Despite the occasional display of eurocentric arrogance of  Guardian correspondent Jonathan Watts, most of observation and assertions he made in his book When A Billion Chinese Jump: How China Will Save Mankind – Or Destroy It are supported with concrete evidence and should not be dismissed at once.

The disturbing fact I learnt from Watts’s’ Book is not that in China they still eat lions, crocodiles, peacocks, snakes or tigers (which I found acceptable if they are not endangered, what’s the different between them and chickens or pigs anyways). What shocked me to the core from Watt’s 10-year-long investigation is how we (Chinese) have mutated from a civilisation that founded on Confucian’s Nature-and-man-harmony philosophy, to a nation that finds its pride in bending the rules of nature.

The so called animal “reserves” in China serves no purpose in preserving the endangered species.
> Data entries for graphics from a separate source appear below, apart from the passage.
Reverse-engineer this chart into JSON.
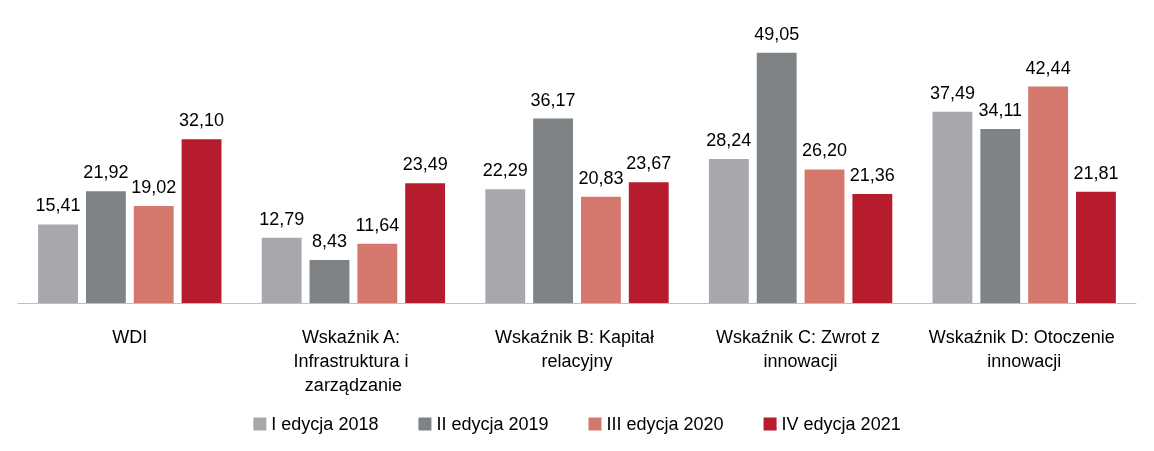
{
  "chart_data": {
    "type": "bar",
    "categories": [
      "WDI",
      "Wskaźnik A: Infrastruktura i zarządzanie",
      "Wskaźnik B: Kapitał relacyjny",
      "Wskaźnik C: Zwrot z innowacji",
      "Wskaźnik D: Otoczenie innowacji"
    ],
    "series": [
      {
        "name": "I edycja 2018",
        "color": "#a6a8ab",
        "values": [
          15.41,
          12.79,
          22.29,
          28.24,
          37.49
        ],
        "value_labels": [
          "15,41",
          "12,79",
          "22,29",
          "28,24",
          "37,49"
        ]
      },
      {
        "name": "II edycja 2019",
        "color": "#7f8385",
        "values": [
          21.92,
          8.43,
          36.17,
          49.05,
          34.11
        ],
        "value_labels": [
          "21,92",
          "8,43",
          "36,17",
          "49,05",
          "34,11"
        ]
      },
      {
        "name": "III edycja 2020",
        "color": "#d4786d",
        "values": [
          19.02,
          11.64,
          20.83,
          26.2,
          42.44
        ],
        "value_labels": [
          "19,02",
          "11,64",
          "20,83",
          "26,20",
          "42,44"
        ]
      },
      {
        "name": "IV edycja 2021",
        "color": "#b61c2b",
        "values": [
          32.1,
          23.49,
          23.67,
          21.36,
          21.81
        ],
        "value_labels": [
          "32,10",
          "23,49",
          "23,67",
          "21,36",
          "21,81"
        ]
      }
    ],
    "legend": "bottom"
  }
}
For many of these reserves, including the world-famous Giant Panda breeding ground in Xichuan, their main purpose is to become the number one for-profit tourist attraction, conservation always comes second. The “scientists” in these reserves do not have a plan on how to repopulate them in the wild. Their major focus is to breed as much as they can so that the numbers look good on the books, and hence generates more profits from tourists.

In China we are used to Beijing love for world’s first, world’s biggest, world’s fastest and everything that would put us in the “world’s x” category, and we understand that pursuit comes at the cost of our environment. Still, Watts’s observation blew my mind, and for the first time, I am seriously considering the fact that many of the floods or earthquakes happened in China is nature’s revenge on our constant exploitation of the environment over the past decades. As Watts travelled across the northeastern provinces, communist comrades told Watts that they could shift rain patterns by “milking the mountains” (by adding coal dust on snow to absorb heat to melt the snow caps of the mountains) and “shoot down the clouds” (by adding Silver Iodide in the troposphere to enhance condensation). The world’s biggest dam promised to become the mightiest irrigation and flood control project, but in the mean time created the world’s biggest lake that generated the world’s greatest human-induced pressure on the earth crust. If “harmony” is as vital as Beijing has always preached us, nature would be in desperate need for an earthquake-like-event to harmonize what we did to her.

For Chinese readers, his words might sound condescending, in particular, his critique on consumerism in China, considering that fact that his nation was the one pioneered the industrial revolution. But he always reminded us that he felt sympathetic towards the fishermen, farmers, local cadres, ministries chiefs and even the Chinese leaders, for one simple reason – you cannot deny people a happy life. This gives a humanistic touch and universality to the book, and make it a must-read for all who is concerned about the current state of environment of China, and our planet.